Plug-and-Play Design: The method can be integrated into existing diffusion pipelines with minimal overhead, requiring no retraining of the base model.

4. Experimental Results

The paper evaluates DEIG on DEIG-Bench, MIG-Bench, and InstDiff-Bench.

Quantitative Performance:
- DEIG-Bench: DEIG achieved a Multi-Attribute Accuracy (MAA) of 0.75 for humans and 0.44 for objects (using Qwen2.5-VL), significantly outperforming the next best method (ROICtrl: 0.31/0.39). It showed particularly strong gains in complex color combinations.
- MIG-Bench: Achieved an Instance Success Rate of 72.25% (vs. ~65% for baselines) and high mIoU scores, indicating superior spatial and attribute alignment.
- InstDiff-Bench: Showed strong performance in accuracy and CLIP alignment, though spatial precision (AP) was slightly lower in extremely dense scenes due to the strict masking strategy.
Ablation Studies:
- Removing the IDE caused a drop in semantic alignment.
- Removing the DFM (masking) led to attribute leakage and reduced accuracy.
- Removing detailed captions caused the largest performance drop, highlighting the importance of fine-grained supervision.
Efficiency: The aggregated semantic dimension $S$ was found to have an optimal range of 16–32, balancing precision and GPU memory usage.
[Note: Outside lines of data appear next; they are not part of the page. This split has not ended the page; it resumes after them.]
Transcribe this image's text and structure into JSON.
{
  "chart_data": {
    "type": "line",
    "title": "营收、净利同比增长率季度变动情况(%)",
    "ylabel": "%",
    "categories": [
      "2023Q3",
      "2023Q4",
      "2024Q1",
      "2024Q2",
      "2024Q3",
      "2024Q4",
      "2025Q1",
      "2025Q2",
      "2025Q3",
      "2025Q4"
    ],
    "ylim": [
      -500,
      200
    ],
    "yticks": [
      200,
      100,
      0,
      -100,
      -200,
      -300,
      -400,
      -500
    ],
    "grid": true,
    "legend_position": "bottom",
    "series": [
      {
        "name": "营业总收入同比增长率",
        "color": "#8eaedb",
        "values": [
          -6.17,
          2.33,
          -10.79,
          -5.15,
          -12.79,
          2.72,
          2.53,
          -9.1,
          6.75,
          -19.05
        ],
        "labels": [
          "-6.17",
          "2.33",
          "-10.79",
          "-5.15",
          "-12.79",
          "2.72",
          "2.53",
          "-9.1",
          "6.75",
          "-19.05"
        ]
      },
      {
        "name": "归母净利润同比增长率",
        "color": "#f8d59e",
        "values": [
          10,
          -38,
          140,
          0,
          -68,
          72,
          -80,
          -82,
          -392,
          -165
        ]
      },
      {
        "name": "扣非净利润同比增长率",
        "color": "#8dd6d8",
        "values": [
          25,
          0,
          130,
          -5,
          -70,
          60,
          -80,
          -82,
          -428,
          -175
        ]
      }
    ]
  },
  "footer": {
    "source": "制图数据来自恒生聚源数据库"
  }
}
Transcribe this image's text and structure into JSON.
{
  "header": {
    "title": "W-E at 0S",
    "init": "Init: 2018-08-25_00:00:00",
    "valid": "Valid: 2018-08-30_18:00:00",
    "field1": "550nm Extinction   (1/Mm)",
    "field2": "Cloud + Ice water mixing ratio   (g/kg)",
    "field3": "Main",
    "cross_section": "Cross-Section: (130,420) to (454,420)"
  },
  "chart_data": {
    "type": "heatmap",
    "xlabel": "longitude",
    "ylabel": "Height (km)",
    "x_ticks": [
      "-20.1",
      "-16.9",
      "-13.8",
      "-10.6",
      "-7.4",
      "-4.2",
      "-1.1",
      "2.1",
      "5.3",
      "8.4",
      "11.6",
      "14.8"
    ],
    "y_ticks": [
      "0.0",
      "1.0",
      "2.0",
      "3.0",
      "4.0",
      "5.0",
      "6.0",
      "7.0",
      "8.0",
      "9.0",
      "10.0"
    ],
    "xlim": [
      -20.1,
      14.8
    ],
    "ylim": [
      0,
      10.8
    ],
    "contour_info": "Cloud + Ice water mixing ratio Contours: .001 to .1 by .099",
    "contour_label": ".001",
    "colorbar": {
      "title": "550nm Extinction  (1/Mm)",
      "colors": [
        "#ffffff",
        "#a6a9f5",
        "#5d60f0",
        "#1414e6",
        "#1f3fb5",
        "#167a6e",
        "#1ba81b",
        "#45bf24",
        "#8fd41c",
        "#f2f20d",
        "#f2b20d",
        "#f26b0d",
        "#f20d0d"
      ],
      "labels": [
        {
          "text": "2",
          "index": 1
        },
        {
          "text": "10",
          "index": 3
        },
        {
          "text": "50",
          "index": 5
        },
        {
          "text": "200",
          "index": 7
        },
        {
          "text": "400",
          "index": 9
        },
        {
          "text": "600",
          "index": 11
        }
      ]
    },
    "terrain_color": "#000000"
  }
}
5. Significance and Impact

Advancing Controllable Generation: DEIG bridges the gap between simple spatial control and complex semantic understanding, enabling the generation of scenes with rich, localized details (e.g., specific clothing patterns on multiple people).
Benchmarking: By introducing DEIG-Bench, the paper addresses the lack of rigorous evaluation standards for fine-grained, multi-attribute generation, particularly for human subjects.
Practical Application: The plug-and-play nature of DEIG makes it immediately applicable to industries requiring high-fidelity visual synthesis, such as fashion design, advertising, and animation, where precise control over multiple elements is crucial.
Future Directions: The authors note limitations in handling extremely dense scenes with heavy overlap and small objects, suggesting future work in improving spatial disentanglement in cluttered environments.

In summary, DEIG represents a significant step forward in text-to-image generation by solving the "attribute leakage" problem and enabling the synthesis of complex, multi-instance scenes with high semantic fidelity.